The major had lost faith in humanity, and knew, besides, that all humanity had lost faith in him, for it was more than intimated that he was suspected of collusion with Prosper.

The little dapper “fits” imitator declared that he had lost all ambition, and should at once return to his legitimate business of three-card monte.

As for the other two, they contented themselves for weeks with a vain attempt to dog the movements of their late associates, and learn what had become of the doctor’s money.

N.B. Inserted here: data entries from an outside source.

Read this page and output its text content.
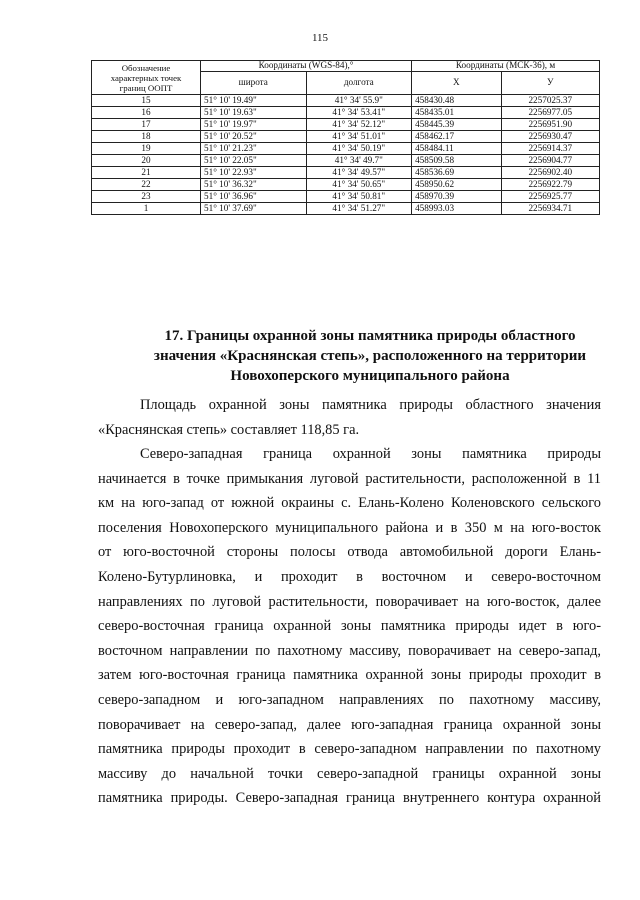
115
Обозначение
характерных точек
границ ООПТ	Координаты (WGS-84),°		Координаты (МСК-36), м	
	широта	долгота	X	У
15	51° 10' 19.49"	41° 34' 55.9"	458430.48	2257025.37
16	51° 10' 19.63"	41° 34' 53.41"	458435.01	2256977.05
17	51° 10' 19.97"	41° 34' 52.12"	458445.39	2256951.90
18	51° 10' 20.52"	41° 34' 51.01"	458462.17	2256930.47
19	51° 10' 21.23"	41° 34' 50.19"	458484.11	2256914.37
20	51° 10' 22.05"	41° 34' 49.7"	458509.58	2256904.77
21	51° 10' 22.93"	41° 34' 49.57"	458536.69	2256902.40
22	51° 10' 36.32"	41° 34' 50.65"	458950.62	2256922.79
23	51° 10' 36.96"	41° 34' 50.81"	458970.39	2256925.77
1	51° 10' 37.69"	41° 34' 51.27"	458993.03	2256934.71
17. Границы охранной зоны памятника природы областного
значения «Краснянская степь», расположенного на территории
Новохоперского муниципального района
Площадь охранной зоны памятника природы областного значения
«Краснянская степь» составляет 118,85 га.
Северо-западная граница охранной зоны памятника природы
начинается в точке примыкания луговой растительности, расположенной в 11
км на юго-запад от южной окраины с. Елань-Колено Коленовского сельского
поселения Новохоперского муниципального района и в 350 м на юго-восток
от юго-восточной стороны полосы отвода автомобильной дороги Елань-
Колено-Бутурлиновка, и проходит в восточном и северо-восточном
направлениях по луговой растительности, поворачивает на юго-восток, далее
северо-восточная граница охранной зоны памятника природы идет в юго-
восточном направлении по пахотному массиву, поворачивает на северо-запад,
затем юго-восточная граница памятника охранной зоны природы проходит в
северо-западном и юго-западном направлениях по пахотному массиву,
поворачивает на северо-запад, далее юго-западная граница охранной зоны
памятника природы проходит в северо-западном направлении по пахотному
массиву до начальной точки северо-западной границы охранной зоны
памятника природы. Северо-западная граница внутреннего контура охранной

The only man who made any profit out of the operation was the landlord of the “hotel,” who found the wallet lying on the table after Prosper’s half-frenzied exit, and sold it to a countryman for three dollars, applying that sum to the rent of the room.

Perhaps the bitterest moment undergone by any of them all, however, came to the share of Prosper himself, the next morning, when he read in the papers an offer of a thousand dollars’ reward for the return of that very wallet.

Then, indeed, he bowed his head in utter desolation, for the truth became only too clear to a mind so well trained as his own.

“Changed in the crowd!” he exclaimed.“Got into the wrong hands. Somebody else will get the reward or keep the wallet!”

It was too much for human endurance, and for at least an hour the defeated pickpocket had serious thoughts of giving up everything and going to work for an honest living.

It looked a good deal as if even the evil one had turned against him, which is very much what every evil man is apt to make up his mind to, sooner or later.